When I say writing I do not mean a 400 page novel but texts that exceeds the scope of atomic notes: That can be longer notes or text with the scope or blog texts or essays.

For me that feature is not what ulysses was about but a feature that arrived for the sake of offering an app that is evolving. I have not requested features that turns bear into an app which Stephen King could use to write three novels simultaneously but I summed up features that was requested by other users in another context: typewriter mode and manual ordering of notes were requests in the context of note taking. I added to theses requests only the comment that there are also useful for long form writing. Just the goal tracker was - as far as I can overview this forum - my idea. But do you think that a goal tracker would change bears face?

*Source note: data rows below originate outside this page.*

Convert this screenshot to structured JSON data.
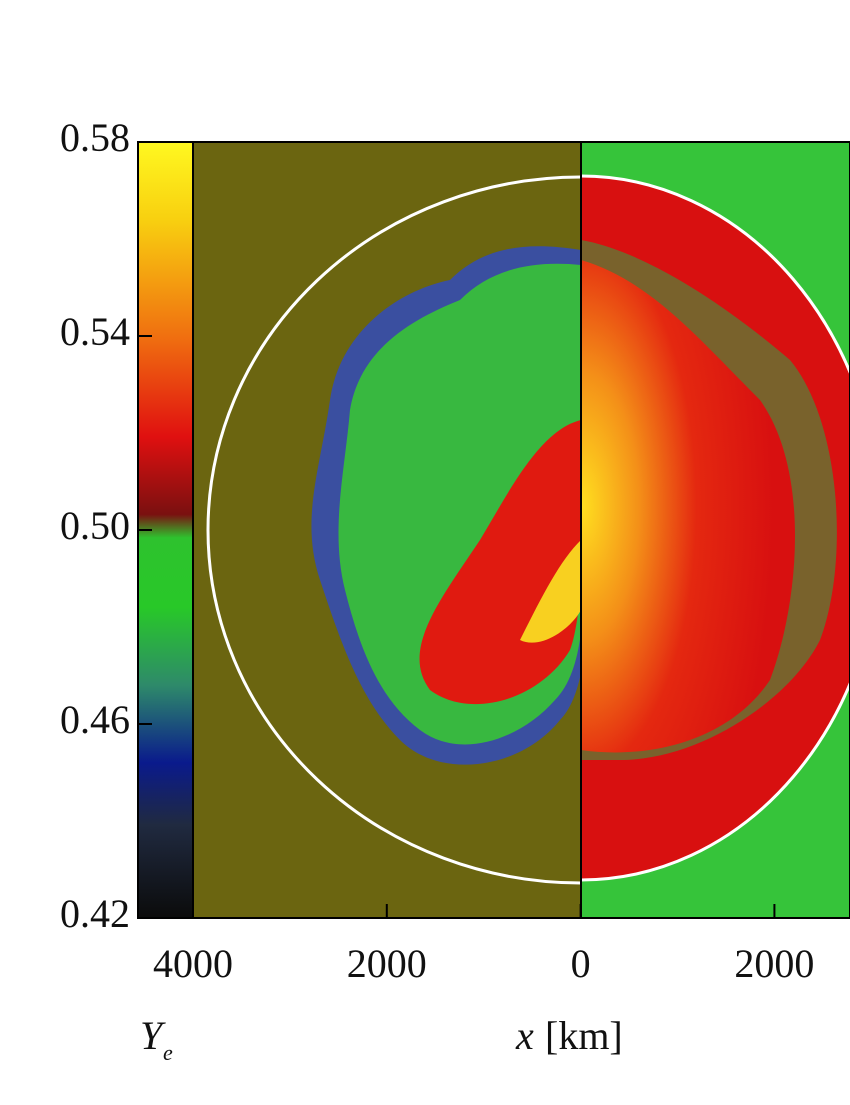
{
  "chart_data": {
    "type": "heatmap",
    "colorbar_label": {
      "symbol": "Y",
      "subscript": "e"
    },
    "x_label": {
      "symbol": "x",
      "unit": "[km]"
    },
    "colorbar_lim": [
      0.42,
      0.58
    ],
    "colorbar_ticks": [
      0.42,
      0.46,
      {
        "value": 0.5,
        "label": "0.50"
      },
      0.54,
      0.58
    ],
    "xlim": [
      -4000,
      2780
    ],
    "xticks": [
      {
        "value": -4000,
        "label": "4000"
      },
      {
        "value": -2000,
        "label": "2000"
      },
      0,
      2000
    ]
  }
}
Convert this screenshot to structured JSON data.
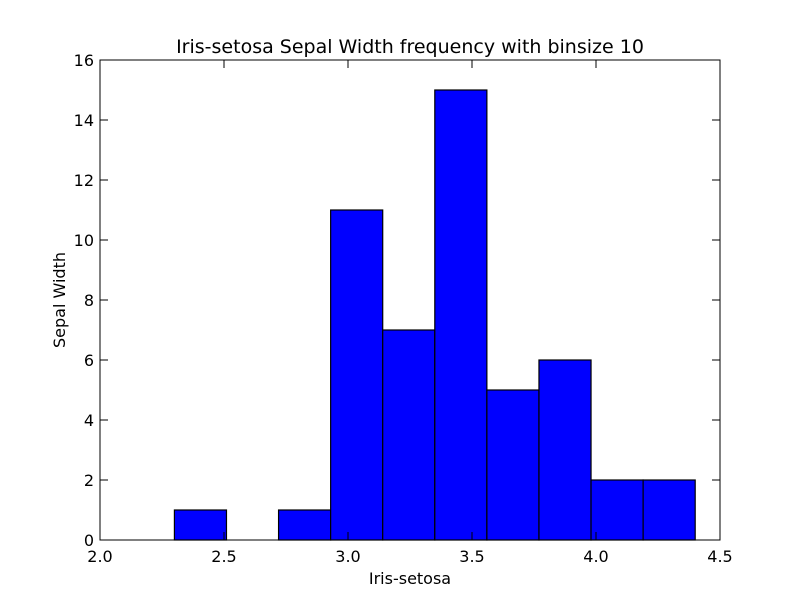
{
  "chart_data": {
    "type": "bar",
    "title": "Iris-setosa Sepal Width frequency with binsize 10",
    "xlabel": "Iris-setosa",
    "ylabel": "Sepal Width",
    "xlim": [
      2.0,
      4.5
    ],
    "ylim": [
      0,
      16
    ],
    "xticks": [
      "2.0",
      "2.5",
      "3.0",
      "3.5",
      "4.0",
      "4.5"
    ],
    "yticks": [
      "0",
      "2",
      "4",
      "6",
      "8",
      "10",
      "12",
      "14",
      "16"
    ],
    "bin_edges": [
      2.3,
      2.51,
      2.72,
      2.93,
      3.14,
      3.35,
      3.56,
      3.77,
      3.98,
      4.19,
      4.4
    ],
    "counts": [
      1,
      0,
      1,
      11,
      7,
      15,
      5,
      6,
      2,
      2
    ],
    "bar_color": "#0000ff",
    "edge_color": "#000000",
    "grid": false,
    "legend": "none"
  }
}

I am not a professional writer or have a blog. Writing is my way to keep my thoughts to special topics noted. It is just that I am not a friend of atomic notes. I believe if I connect related thoughts to a special topic in form of a longer text that this is better way of pkm than linking atomic notes together. I will give you an example: the discussion in psychology if human behavior is influenced by genes or environment. I a text of approximately 8 pages all the arguments and counter-arguments from different points of views are written down. This is a text that is growing if I read something that can be added to that text. This text or parts of it also functions also as building block for creation of even longer texts or essays. To sum it up: writing is a kind of thinking and noting.

For me bear is indeed so far the best app that combines note-taking, pkm and writing. That is the reason I would never go back to ulysses. Another reason is that the core experience of writing is a much greater pleasure in bear than it is in ulysses

One additional comment:

For sure there is a hierarchy of those three requests in regard of importance. While a goal tracker at least for me is more of a nice-to-have the typewriter mode is related to the core experience of writing and therefore more important. Actually - as the statistics are displayed in bear - you can control your goals on that level.